The Daily Telegraph
National Gallery cutbacks raise JSO threat
NATIONAL Gallery security cutbacks are putting paintings in danger from protesters, curators have privately warned.
Staff were shocked to see activists using hammers to smash the glass on Velazquez’s Rokeby Venus earlier this month, while paintings by Constable and Van Gogh were targeted last year.
Curators fear that a reduction in security guards has made the collection more vulnerable to damage or theft.
In the past, every room was patrolled but now guards are each assigned to protect as many as three or four rooms, curators said.
One warned that the room housing King Charles’s current loan of Mantegna’s monumental paintings, The Triumphs of Caesar, was “empty for large sections of the day”.
“Guards are having to do three rooms,” they said. “You can’t be in three places at once and there are large sections of the day where there’s no security in there at all.
“If King Charles’s loans got damaged, that would ruin any hope of further loans. Yet, the internal reports that we’re getting on the security is that everything went fine.”
Referring to the Just Stop Oil protest, they added: “If you’re letting hammers into the National Gallery, you’ve got a serious problem with security.

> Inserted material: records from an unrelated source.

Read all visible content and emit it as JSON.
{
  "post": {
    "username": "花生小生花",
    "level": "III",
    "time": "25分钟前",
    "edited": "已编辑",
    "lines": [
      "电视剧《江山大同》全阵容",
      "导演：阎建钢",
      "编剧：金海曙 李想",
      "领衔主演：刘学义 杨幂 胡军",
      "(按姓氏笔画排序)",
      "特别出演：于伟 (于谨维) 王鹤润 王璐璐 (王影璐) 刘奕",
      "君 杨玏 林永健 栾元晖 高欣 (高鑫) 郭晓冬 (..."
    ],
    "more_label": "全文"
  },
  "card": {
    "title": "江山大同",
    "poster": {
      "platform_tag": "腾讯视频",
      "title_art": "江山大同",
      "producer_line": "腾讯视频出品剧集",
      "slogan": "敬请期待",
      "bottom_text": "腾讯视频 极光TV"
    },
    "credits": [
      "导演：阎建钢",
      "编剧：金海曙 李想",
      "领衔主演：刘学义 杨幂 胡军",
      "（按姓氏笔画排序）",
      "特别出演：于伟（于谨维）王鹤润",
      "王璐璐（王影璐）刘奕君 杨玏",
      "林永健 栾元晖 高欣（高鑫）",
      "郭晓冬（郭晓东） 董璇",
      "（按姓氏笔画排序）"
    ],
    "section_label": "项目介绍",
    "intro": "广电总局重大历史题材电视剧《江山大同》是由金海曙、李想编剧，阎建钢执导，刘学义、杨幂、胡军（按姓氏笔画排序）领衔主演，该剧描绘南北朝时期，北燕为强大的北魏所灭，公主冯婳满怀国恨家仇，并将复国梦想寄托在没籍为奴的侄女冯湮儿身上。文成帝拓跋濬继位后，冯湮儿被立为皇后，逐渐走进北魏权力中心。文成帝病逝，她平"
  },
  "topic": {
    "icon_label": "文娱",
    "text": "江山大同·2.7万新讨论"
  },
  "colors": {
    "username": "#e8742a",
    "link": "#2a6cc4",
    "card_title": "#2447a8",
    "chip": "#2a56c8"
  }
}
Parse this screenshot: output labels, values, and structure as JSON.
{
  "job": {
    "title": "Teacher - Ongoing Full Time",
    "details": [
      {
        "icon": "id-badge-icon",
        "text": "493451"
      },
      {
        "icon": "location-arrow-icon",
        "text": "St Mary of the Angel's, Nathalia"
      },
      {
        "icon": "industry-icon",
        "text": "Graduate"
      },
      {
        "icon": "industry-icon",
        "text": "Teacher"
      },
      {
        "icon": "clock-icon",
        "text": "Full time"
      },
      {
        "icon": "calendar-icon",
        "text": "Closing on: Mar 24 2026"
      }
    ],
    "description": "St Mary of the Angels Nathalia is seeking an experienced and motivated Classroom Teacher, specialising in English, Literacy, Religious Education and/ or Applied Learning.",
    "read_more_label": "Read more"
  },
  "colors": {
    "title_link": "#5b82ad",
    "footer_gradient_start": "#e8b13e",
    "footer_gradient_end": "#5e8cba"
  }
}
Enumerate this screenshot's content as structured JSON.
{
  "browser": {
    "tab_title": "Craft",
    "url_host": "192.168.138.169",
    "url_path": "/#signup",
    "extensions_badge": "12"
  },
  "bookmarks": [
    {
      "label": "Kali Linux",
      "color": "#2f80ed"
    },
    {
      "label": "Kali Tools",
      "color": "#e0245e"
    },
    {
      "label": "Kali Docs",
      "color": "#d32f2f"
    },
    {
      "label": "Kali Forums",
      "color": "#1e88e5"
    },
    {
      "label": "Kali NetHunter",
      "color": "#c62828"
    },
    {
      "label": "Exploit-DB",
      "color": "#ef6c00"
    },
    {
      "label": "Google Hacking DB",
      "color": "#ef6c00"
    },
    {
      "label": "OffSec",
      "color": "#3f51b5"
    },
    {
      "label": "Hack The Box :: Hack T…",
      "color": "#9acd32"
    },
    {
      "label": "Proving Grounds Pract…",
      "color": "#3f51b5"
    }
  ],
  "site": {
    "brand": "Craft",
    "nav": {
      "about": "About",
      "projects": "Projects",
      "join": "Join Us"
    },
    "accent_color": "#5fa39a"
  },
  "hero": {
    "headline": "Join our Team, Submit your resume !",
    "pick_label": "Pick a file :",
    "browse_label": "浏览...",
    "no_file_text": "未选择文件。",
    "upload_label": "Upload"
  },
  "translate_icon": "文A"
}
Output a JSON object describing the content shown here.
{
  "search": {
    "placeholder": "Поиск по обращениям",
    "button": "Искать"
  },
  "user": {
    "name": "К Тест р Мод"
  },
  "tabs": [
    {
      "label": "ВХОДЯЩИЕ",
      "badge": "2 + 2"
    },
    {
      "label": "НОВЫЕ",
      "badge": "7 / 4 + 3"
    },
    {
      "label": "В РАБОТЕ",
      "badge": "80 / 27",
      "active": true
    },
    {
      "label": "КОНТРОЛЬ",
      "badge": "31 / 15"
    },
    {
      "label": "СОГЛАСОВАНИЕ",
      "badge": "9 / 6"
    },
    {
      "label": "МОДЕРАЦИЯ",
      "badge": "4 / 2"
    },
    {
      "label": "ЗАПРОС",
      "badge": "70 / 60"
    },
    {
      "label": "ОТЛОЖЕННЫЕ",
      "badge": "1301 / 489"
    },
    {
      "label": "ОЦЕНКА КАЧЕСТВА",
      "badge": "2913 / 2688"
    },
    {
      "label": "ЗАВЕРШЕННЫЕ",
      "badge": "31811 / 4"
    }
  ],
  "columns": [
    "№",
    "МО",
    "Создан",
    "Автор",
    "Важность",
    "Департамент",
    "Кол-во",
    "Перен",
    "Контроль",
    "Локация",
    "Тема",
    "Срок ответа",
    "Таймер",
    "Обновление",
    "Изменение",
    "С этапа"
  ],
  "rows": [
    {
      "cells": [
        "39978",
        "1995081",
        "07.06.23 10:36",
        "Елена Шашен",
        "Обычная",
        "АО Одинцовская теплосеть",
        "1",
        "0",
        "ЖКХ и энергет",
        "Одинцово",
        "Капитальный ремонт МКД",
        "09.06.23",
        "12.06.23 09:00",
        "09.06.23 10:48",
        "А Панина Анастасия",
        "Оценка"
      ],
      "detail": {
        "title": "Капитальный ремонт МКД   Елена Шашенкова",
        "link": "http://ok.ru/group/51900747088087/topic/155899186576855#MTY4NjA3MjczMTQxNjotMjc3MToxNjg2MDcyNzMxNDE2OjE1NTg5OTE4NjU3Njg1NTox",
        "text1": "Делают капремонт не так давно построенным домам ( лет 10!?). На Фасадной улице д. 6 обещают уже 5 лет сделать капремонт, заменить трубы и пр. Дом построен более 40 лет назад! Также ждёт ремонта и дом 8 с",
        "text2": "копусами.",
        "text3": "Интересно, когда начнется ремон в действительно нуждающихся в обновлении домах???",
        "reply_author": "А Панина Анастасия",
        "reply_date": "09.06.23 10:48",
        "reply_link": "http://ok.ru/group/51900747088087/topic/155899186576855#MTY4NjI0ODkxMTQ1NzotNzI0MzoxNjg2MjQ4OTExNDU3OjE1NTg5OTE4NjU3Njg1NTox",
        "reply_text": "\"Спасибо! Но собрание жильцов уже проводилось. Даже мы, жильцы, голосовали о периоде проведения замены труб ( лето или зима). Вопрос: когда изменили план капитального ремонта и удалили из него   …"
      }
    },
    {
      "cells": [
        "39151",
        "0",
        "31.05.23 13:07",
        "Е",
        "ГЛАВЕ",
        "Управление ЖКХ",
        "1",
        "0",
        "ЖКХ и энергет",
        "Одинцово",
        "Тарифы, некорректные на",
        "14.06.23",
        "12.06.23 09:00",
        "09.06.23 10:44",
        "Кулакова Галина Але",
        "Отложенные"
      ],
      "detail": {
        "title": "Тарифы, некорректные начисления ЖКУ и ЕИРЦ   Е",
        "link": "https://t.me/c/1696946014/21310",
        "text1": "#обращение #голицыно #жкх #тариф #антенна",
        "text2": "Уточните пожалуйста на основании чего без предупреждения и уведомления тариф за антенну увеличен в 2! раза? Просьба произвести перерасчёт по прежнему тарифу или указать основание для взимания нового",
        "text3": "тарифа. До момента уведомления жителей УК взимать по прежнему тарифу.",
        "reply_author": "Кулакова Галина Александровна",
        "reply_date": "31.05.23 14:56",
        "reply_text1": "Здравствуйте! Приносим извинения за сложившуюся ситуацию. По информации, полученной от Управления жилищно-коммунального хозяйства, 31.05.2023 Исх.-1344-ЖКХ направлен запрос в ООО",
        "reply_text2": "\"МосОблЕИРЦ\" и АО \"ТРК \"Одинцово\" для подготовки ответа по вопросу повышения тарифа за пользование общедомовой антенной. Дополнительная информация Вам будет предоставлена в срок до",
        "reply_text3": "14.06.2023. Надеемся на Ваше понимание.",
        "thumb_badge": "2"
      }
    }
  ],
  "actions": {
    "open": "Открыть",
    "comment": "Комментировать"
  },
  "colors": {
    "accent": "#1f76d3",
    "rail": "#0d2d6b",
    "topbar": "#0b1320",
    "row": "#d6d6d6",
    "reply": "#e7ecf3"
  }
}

A National Gallery spokesman said the Rokeby Venus had sustained “minimal damage” but was “not back on display yet”, Michael Daley, of Artwatch UK, said: “Where once attacks came primarily from disturbed individuals; today they are a soft touch option for political activists who seem to appreciate that staff are instructed not to intervene but simply to report incidents.”
Mark Serwotka, general secretary of the PCS union, which represents several members of National Gallery staff, said: “Management in these national institutions have stripped back investment in security and outsourced many key staff – all to reduce headcount and cut costs.”
A spokesman for the National Gallery said: “Security is of the highest priority and any changes to its arrangements are approved by the national security adviser for museums.”